O presidente da Câmara dos Deputados, Hugo Motta (Republicanos-PB), está à frente de uma nova articulação política que pretende ‘reformular’ o sistema eleitoral brasileiro.
A ideia é instituir o voto distrital misto nas eleições a partir de 2030. A proposta vem sendo negociada há cerca de seis meses por Motta e pelo deputado Domingos Neto (PSD-CE), com o apoio de legendas do Centrão, como PSD, União Brasil e Republicanos.
O movimento tenta retomar o debate sobre a reforma política, suspenso desde 2017, quando propostas semelhantes não prosperaram por falta de acordo. Agora, a Câmara busca construir um texto que agrade tanto os partidos grandes quanto os pequenos, abrindo caminho para uma reestruturação mais ampla do sistema eleitoral.
No modelo do voto distrital misto, metade das vagas parlamentares seria preenchida por candidatos eleitos diretamente pelos distritos, enquanto a outra metade seria distribuída conforme a votação obtida pelos partidos em cada estado.
Defensores do sistema argumentam que ele aproxima o eleitor de seu representante, reduz os gastos de campanha e mantém uma proporcionalidade mínima entre as siglas. Mas também há criticas, como a possibilidade de candidatos com maior poder financeiro terem mais êxito.
A proposta toma como base um projeto do ex-senador José Serra (PSDB-SP), aprovado no Senado em 2017, que prevê o voto distrital misto para deputados federais, estaduais e vereadores. Domingos Neto, relator do texto na Comissão de Constituição e Justiça (CCJ), disse ao Globo que a Câmara ainda avalia a melhor forma de tramitação.
“Estamos em discussão com os partidos para entender qual é o melhor caminho: se é apresentar um relatório ou um novo projeto. Já conversamos com a maior parte dos líderes e dirigentes e há uma maioria. O fato de ficar para 2030 é um facilitador. Os partidos têm uma boa aceitação”, afirmou Domingos.
O deputado explicou ainda que a estratégia será apresentar duas versões da proposta: um projeto de lei e uma PEC, conforme o ambiente político.
“Vamos apresentar duas propostas. O presidente Hugo vai saber o clima e o momento certo. O calendário é, primeiro, terminar essas visitas.

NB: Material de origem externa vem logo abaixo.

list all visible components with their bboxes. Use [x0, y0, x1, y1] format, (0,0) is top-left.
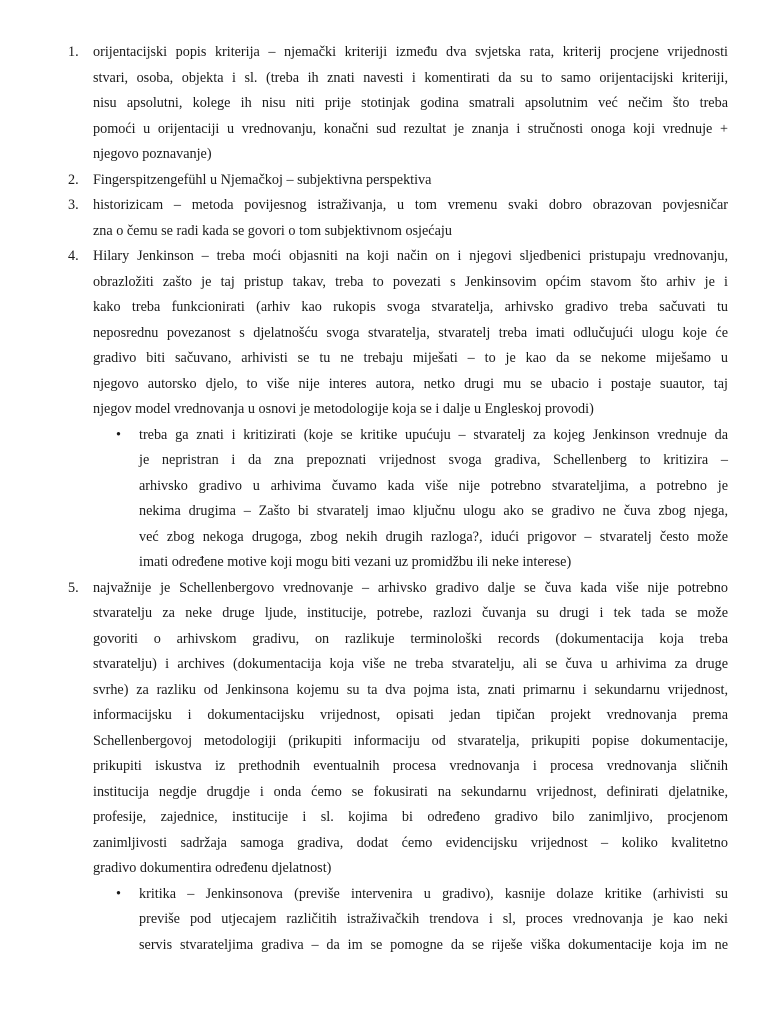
text-line: informacijsku i dokumentacijsku vrijednost, opisati jedan tipičan projekt vrednovanja prema	[93, 707, 728, 723]
text-line: kritika – Jenkinsonova (previše intervenira u gradivo), kasnije dolaze kritike (arhivisti su	[139, 885, 728, 902]
text-line: njegov model vrednovanja u osnovi je metodologije koja se i dalje u Engleskoj provodi)	[93, 401, 594, 417]
text-line: servis stvarateljima gradiva – da im se pomogne da se riješe viška dokumentacije koja im ne	[139, 936, 728, 953]
text-line: Hilary Jenkinson – treba moći objasniti na koji način on i njegovi sljedbenici pristupaju vrednovanju,	[93, 248, 728, 264]
text-line: je nepristran i da zna prepoznati vrijednost svoga gradiva, Schellenberg to kritizira –	[139, 452, 728, 468]
text-line: gradivo dokumentira određenu djelatnost)	[93, 860, 332, 876]
list-item	[0, 576, 768, 882]
list-item	[0, 168, 768, 194]
list-item	[0, 40, 768, 168]
text-line: kako treba funkcionirati (arhiv kao rukopis svoga stvaratelja, arhivsko gradivo treba sačuvati tu	[93, 299, 728, 315]
text-line: imati određene motive koji mogu biti vezani uz promidžbu ili neke interese)	[139, 554, 572, 570]
text-line: Schellenbergovoj metodologiji (prikupiti informaciju od stvaratelja, prikupiti popise dokumentacije,	[93, 732, 728, 749]
list-item-number: 1.	[68, 44, 79, 60]
text-line: govoriti o arhivskom gradivu, on razlikuje terminološki records (dokumentacija koja treba	[93, 630, 728, 647]
text-line: neposrednu povezanost s djelatnošću svoga stvaratelja, stvaratelj treba imati odlučujući ulogu koje će	[93, 324, 728, 341]
text-line: prikupiti iskustva iz prethodnih eventualnih procesa vrednovanja i procesa vrednovanja sličnih	[93, 758, 728, 774]
text-line: stvari, osoba, objekta i sl. (treba ih znati navesti i komentirati da su to samo orijentacijski kriteriji,	[93, 69, 728, 86]
bullet-item	[0, 882, 768, 959]
text-line: institucija negdje drugdje i onda ćemo se fokusirati na sekundarnu vrijednost, definirati djelatnike,	[93, 783, 728, 800]
list-item-number: 4.	[68, 248, 79, 264]
text-line: previše pod utjecajem različitih istraživačkih trendova i sl, proces vrednovanja je kao neki	[139, 911, 728, 927]
text-line: orijentacijski popis kriterija – njemački kriteriji između dva svjetska rata, kriterij procjene vrijednosti	[93, 44, 728, 60]
text-line: arhivsko gradivo u arhivima čuvamo kada više nije potrebno stvarateljima, a potrebno je	[139, 477, 728, 494]
text-line: historizicam – metoda povijesnog istraživanja, u tom vremenu svaki dobro obrazovan povjesničar	[93, 197, 728, 213]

Vou ampliar essas conversas essa semana e o presidente vai entender o melhor momento”, completou.
Domingos disse também estar ouvindo juristas, ministros do TSE e do STF, representantes do Ministério Público e jornalistas, a fim de aperfeiçoar o texto.
“A ideia é o eleitor poder cobrar o seu candidato. Hoje, 90% da população não lembra em quem votou”, afirmou, destacando que o novo formato aumentaria a responsabilidade dos parlamentares diante do eleitorado.
Em entrevista à GloboNews, Hugo Motta declarou que pretende colocar o tema em pauta ainda neste ano, com vigência apenas a partir de 2030.
“Esperei passar a data que valeria para 2026. Penso que é plenamente possível mudar para 2030, porque, se não fizermos isso, teremos parlamentares financiados pelo crime organizado”, alertou o presidente da Câmara.
Para Motta, a mudança no sistema é essencial para impedir a influência de organizações criminosas nas campanhas. Segundo ele, o modelo atual favorece a pulverização de candidaturas e estimula campanhas caras, abrindo espaço para o financiamento ilegal. A expectativa é que a proposta seja discutida e votada até o fim do ano, antes do período eleitoral de 2026.
Distribuição de vagas
A proposta estabelece que metade das cadeiras em cada estado ou município seria ocupada por candidatos eleitos diretamente nos distritos, seguindo o sistema majoritário.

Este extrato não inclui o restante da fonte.